La scène de crime, telle qu’immortalisée par la caméra de vidéo-surveillance, s’égrène, quant à elle, de 13 heures 46 minutes et 8 secondes à 13 heures 46 minutes et 58 secondes. Également diffusée dans la salle, elle choque d’abord par la violence inouïe avec laquelle la fourgonnette se déporte de sa voie de circulation pour percuter Brice Hibon Henriette sur sa moto. Puis, les images défilent, montrant Patrick Malbrouck qui va à sa rencontre pour ouvrir le feu à trois reprises comme l’indique au loin le canon du fusil à pompe chromé qui scintille à chaque mouvement montant et descendant.

« Votre frère a dit qu’il avait compris à ce moment-là que vous alliez le tuer », lui répète le président. « C’est incompréhensible. Je n’arrive pas à me justifier… », ânonne Patrick Malbrouck dans le box. « Pourquoi vous le percutez puis vous lui tirez dessus ? », poursuit le président. « J’avais peur.

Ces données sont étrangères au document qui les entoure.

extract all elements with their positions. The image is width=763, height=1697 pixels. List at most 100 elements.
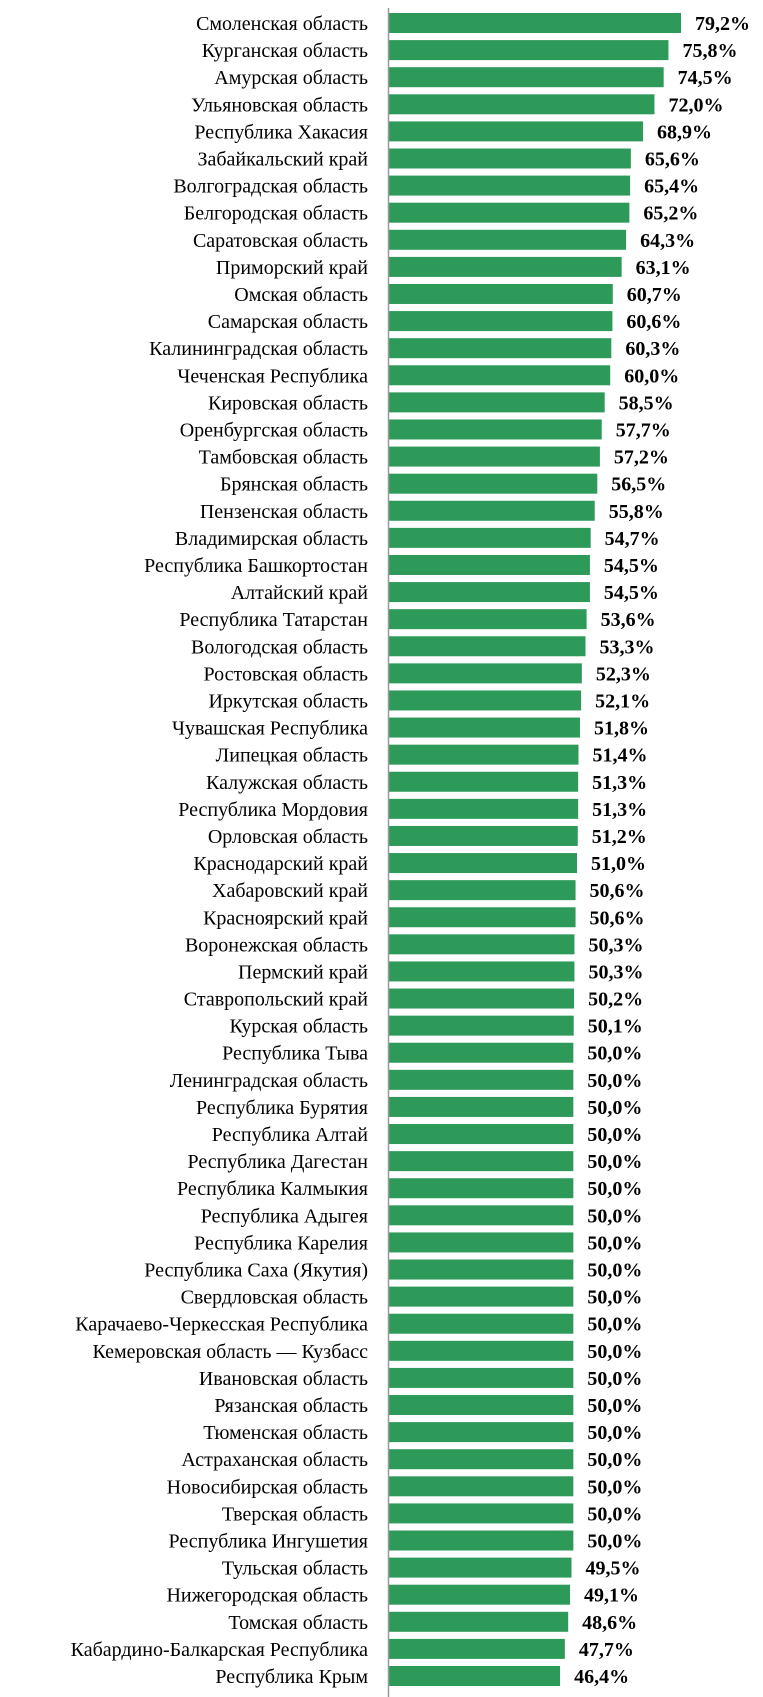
category-label: Республика Саха (Якутия) (144, 1260, 368, 1282)
category-label: Белгородская область (184, 203, 368, 225)
bar (389, 1367, 574, 1388)
category-label: Тюменская область (203, 1422, 368, 1444)
value-label: 52,3% (596, 663, 651, 685)
bar (389, 1313, 574, 1334)
bar (389, 1205, 574, 1226)
category-label: Чеченская Республика (177, 365, 368, 387)
bar (389, 1015, 574, 1036)
bar (389, 717, 580, 738)
bar (389, 13, 681, 33)
category-label: Республика Башкортостан (144, 555, 368, 577)
category-label: Чувашская Республика (172, 718, 368, 740)
value-label: 50,6% (590, 880, 645, 902)
value-label: 50,0% (587, 1178, 642, 1200)
value-label: 55,8% (609, 501, 664, 523)
value-label: 48,6% (582, 1612, 637, 1634)
category-label: Республика Ингушетия (169, 1531, 368, 1553)
value-label: 50,0% (587, 1260, 642, 1282)
value-label: 50,0% (587, 1097, 642, 1119)
category-label: Ставропольский край (184, 989, 369, 1011)
value-label: 49,1% (584, 1585, 639, 1607)
bar (389, 1232, 574, 1253)
bar (389, 419, 602, 440)
category-label: Ульяновская область (191, 94, 368, 116)
category-label: Красноярский край (203, 907, 368, 929)
category-label: Брянская область (220, 474, 368, 496)
category-label: Тверская область (222, 1503, 368, 1525)
bar (389, 609, 587, 630)
category-label: Калининградская область (149, 338, 368, 360)
bar (389, 1069, 574, 1090)
bar (389, 473, 598, 494)
value-label: 60,0% (624, 365, 679, 387)
bar (389, 40, 669, 61)
value-label: 51,3% (592, 799, 647, 821)
category-label: Карачаево-Черкесская Республика (75, 1314, 368, 1336)
bar (389, 771, 579, 792)
value-label: 50,0% (587, 1395, 642, 1417)
bar (389, 880, 576, 901)
category-label: Владимирская область (175, 528, 368, 550)
value-label: 68,9% (657, 121, 712, 143)
bar (389, 175, 631, 196)
value-label: 74,5% (678, 67, 733, 89)
bar (389, 636, 586, 657)
bar (389, 554, 590, 575)
value-label: 50,0% (587, 1287, 642, 1309)
category-label: Республика Мордовия (178, 799, 368, 821)
bar (389, 283, 613, 304)
value-label: 50,0% (587, 1205, 642, 1227)
bar (389, 934, 575, 955)
bar (389, 500, 595, 521)
value-label: 57,2% (614, 447, 669, 469)
category-label: Приморский край (216, 257, 368, 279)
value-label: 57,7% (616, 419, 671, 441)
value-label: 50,0% (587, 1422, 642, 1444)
bar (389, 365, 611, 386)
category-label: Свердловская область (181, 1287, 368, 1309)
bar (389, 1611, 569, 1632)
category-label: Рязанская область (214, 1395, 368, 1417)
value-label: 46,4% (574, 1666, 629, 1688)
category-label: Волгоградская область (173, 176, 368, 198)
value-label: 50,0% (587, 1070, 642, 1092)
category-label: Липецкая область (216, 745, 368, 767)
value-label: 64,3% (640, 230, 695, 252)
category-label: Республика Адыгея (201, 1205, 368, 1227)
bar (389, 690, 582, 711)
value-label: 50,1% (588, 1016, 643, 1038)
value-labels-group: 79,2% 75,8% 74,5% 72,0% 68,9% 65,6% 65,4% 65,2%… (574, 13, 750, 1688)
value-label: 50,0% (587, 1531, 642, 1553)
category-label: Пермский край (238, 961, 368, 983)
category-label: Новосибирская область (167, 1476, 368, 1498)
category-label: Курганская область (202, 40, 368, 62)
category-label: Астраханская область (181, 1449, 368, 1471)
category-label: Кабардино-Балкарская Республика (71, 1639, 368, 1661)
category-label: Республика Алтай (212, 1124, 368, 1146)
value-label: 65,2% (643, 203, 698, 225)
value-label: 53,6% (601, 609, 656, 631)
category-label: Республика Карелия (194, 1232, 368, 1254)
bar (389, 202, 630, 223)
bar (389, 1476, 574, 1497)
bar (389, 392, 605, 413)
value-label: 50,0% (587, 1449, 642, 1471)
bar (389, 1449, 574, 1470)
category-label: Саратовская область (193, 230, 368, 252)
bar (389, 798, 579, 819)
bar (389, 1530, 574, 1551)
category-label: Томская область (228, 1612, 368, 1634)
value-label: 75,8% (682, 40, 737, 62)
category-label: Ивановская область (199, 1368, 368, 1390)
category-label: Ленинградская область (170, 1070, 368, 1092)
bars-group (389, 13, 681, 1686)
bar (389, 446, 600, 467)
bar (389, 1340, 574, 1361)
category-label: Хабаровский край (212, 880, 368, 902)
category-label: Республика Тыва (222, 1043, 368, 1065)
category-label: Нижегородская область (166, 1585, 368, 1607)
value-label: 50,0% (587, 1503, 642, 1525)
value-label: 50,0% (587, 1368, 642, 1390)
value-label: 79,2% (695, 13, 750, 35)
value-label: 60,3% (625, 338, 680, 360)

Il me terrifiait. » « On a l’impression que vous vous acharnez… », insiste le président. « Je voulais que ça s’arrête, c’est tout. Avec le recul, je sais qu’il ne pouvait plus rien faire mais j’ai quand même tiré… »
« Je l’ai tué mais je n’étais plus maître de moi-même »
« Vous dites : ce n’est pas moi, c’est la peur. Vous vous rendez compte que c’est comme si vous disiez que c’était indépendamment de votre volonté », lui fait remarquer Me Jean-Christophe Molière, en partie civile. « Ce n’est pas la peur, c’est bien moi qui l’ai tué mais je n’étais plus maître de moi-même », lui répond Patrick Malbrouck. « Vous avez dit aux policiers que votre geste était impardonnable. Pourquoi ? », poursuit Me Normane Omarjee, en défense. « Parce que j’ai tué quelqu’un. J’ai enlevé la vie à Brice et que je ne peux pas revenir en arrière. »
« Ses remords sont crédibles et sa culpabilité authentique »
L’expert psychologue confirme à la barre ce « sentiment de culpabilité massif » dont était empreint le principal accusé. « Il était encore abattu et effondré au moment de l’expertise. Il nous a dit avoir été en proie à une peur incontrôlable. Il est vrai que le crime est peu prémédité quand le passage à l’acte est impulsif et extrêmement violent. Ses remords sont crédibles et sa culpabilité authentique », détaille-t-elle. Et de confirmer à Me Jean-Jacques Morel, également en défense, qu’il y avait « un faible risque de récidive malgré la gravité de l’acte reproché » à Patrick Malbrouck.